The court stopped short, however, of giving parents absolute veto power over who gets to visit their children and left unanswered many questions state courts face daily in visitation battles.

Other major decisions:

CRIMINAL JUSTICE

-Anonymous tips to police generally do not justify an officer's stopping, frisking and questioning people.

-Police sometimes can pursue, stop and question people who run away at the sight of them.

-Federal judges should not reverse state court rulings in criminal cases unless the rulings are found to be ''unreasonable,'' a standard that makes it far harder for defendants convicted in state courts to get federal court help.

-Presidential friend Webster Hubbell's guilty plea to a misdemeanor tax charge could not stand because he was prosecuted with documents he had been forced to provide under immunity.

-Juries, not judges, must decide whether someone charged with a hate crime was motivated by bias and therefore can be punished more severely.

STATES' RIGHTS

-State employees cannot sue their state or boss in federal court over on-the-job discrimination.

-States cannot be sued by private citizens who accuse them of cheating the federal government.

-Congress can protect motorists' privacy by barring states from selling information on driver licenses.

ELECTIONS AND POLITICAL CAMPAIGNS

-States have sweeping power to impose limits on campaign contributions to political candidates because such restrictions do not violate free-speech rights.

-States violate political parties' freedom of association when they let primary voters choose nominees by voting for any candidate, regardless of party affiliation. The ruling invalidated a ''blanket primary'' law and may threaten open primaries in half the states.

-The federal government cannot reject proposed changes in state and local election systems even if they are discriminatory so long as the changes leave minority voters no worse off. FREE SPEECH

-States have considerable leeway to restrict anti-abortion demonstrations outside health clinics because the right to avoid ''unwanted communication'' can outweigh free-speech rights.

-A federal law that attempted to shield children from sex-oriented cable TV channels violated the First Amendment because it was not the least intrusive means of achieving such a goal.

-State-run schools can subsidize campus groups with money collected from mandatory student activities fees without violating the rights of students who find some of those groups objectionable.

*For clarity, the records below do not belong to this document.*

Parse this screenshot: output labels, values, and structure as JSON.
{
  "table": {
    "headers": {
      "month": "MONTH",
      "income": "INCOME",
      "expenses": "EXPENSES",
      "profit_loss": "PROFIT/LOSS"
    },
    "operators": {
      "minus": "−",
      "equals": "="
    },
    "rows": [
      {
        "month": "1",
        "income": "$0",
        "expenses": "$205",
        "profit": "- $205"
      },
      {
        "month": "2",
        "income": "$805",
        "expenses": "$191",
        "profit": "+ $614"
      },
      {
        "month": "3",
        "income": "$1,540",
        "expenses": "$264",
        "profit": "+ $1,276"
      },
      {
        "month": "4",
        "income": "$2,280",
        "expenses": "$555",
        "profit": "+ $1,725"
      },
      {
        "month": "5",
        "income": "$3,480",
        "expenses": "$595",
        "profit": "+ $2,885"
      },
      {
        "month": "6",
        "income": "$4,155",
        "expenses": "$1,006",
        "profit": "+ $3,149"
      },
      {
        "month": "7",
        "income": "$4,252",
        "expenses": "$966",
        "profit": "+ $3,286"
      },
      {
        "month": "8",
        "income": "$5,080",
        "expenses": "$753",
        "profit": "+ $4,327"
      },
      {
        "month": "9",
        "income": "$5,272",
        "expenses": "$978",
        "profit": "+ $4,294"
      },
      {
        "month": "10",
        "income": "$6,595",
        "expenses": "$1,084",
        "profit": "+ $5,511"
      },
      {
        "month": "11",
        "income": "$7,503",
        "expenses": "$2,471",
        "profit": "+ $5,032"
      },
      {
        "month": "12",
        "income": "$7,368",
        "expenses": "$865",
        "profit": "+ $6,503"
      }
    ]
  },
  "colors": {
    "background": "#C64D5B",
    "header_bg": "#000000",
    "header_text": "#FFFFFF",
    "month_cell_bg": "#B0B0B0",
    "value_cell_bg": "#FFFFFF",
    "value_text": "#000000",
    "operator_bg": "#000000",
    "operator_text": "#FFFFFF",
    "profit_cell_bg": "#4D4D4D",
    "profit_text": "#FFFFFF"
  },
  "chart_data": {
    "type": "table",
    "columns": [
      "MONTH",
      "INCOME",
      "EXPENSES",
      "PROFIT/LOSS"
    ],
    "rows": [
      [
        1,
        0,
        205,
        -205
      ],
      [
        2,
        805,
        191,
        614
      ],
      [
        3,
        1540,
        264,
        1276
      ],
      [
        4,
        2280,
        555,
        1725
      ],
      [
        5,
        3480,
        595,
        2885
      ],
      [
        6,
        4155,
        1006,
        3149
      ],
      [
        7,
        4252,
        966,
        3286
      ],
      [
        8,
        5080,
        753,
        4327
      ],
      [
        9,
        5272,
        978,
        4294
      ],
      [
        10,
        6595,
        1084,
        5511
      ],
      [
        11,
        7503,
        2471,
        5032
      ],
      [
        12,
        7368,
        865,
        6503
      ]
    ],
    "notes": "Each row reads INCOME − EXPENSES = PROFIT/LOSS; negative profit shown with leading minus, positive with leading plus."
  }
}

-A dancer's freedom of expression can be restricted by requiring her to wear pasties and a G-string.

BUSINESS

-Federal regulation of auto safety bars state court lawsuits over the lack of air bags in cars built when federal rules did not require them.

-Workers who say their boss illegally discriminated against them can win a lawsuit by showing only circumstantial evidence. No ''smoking gun'' is needed.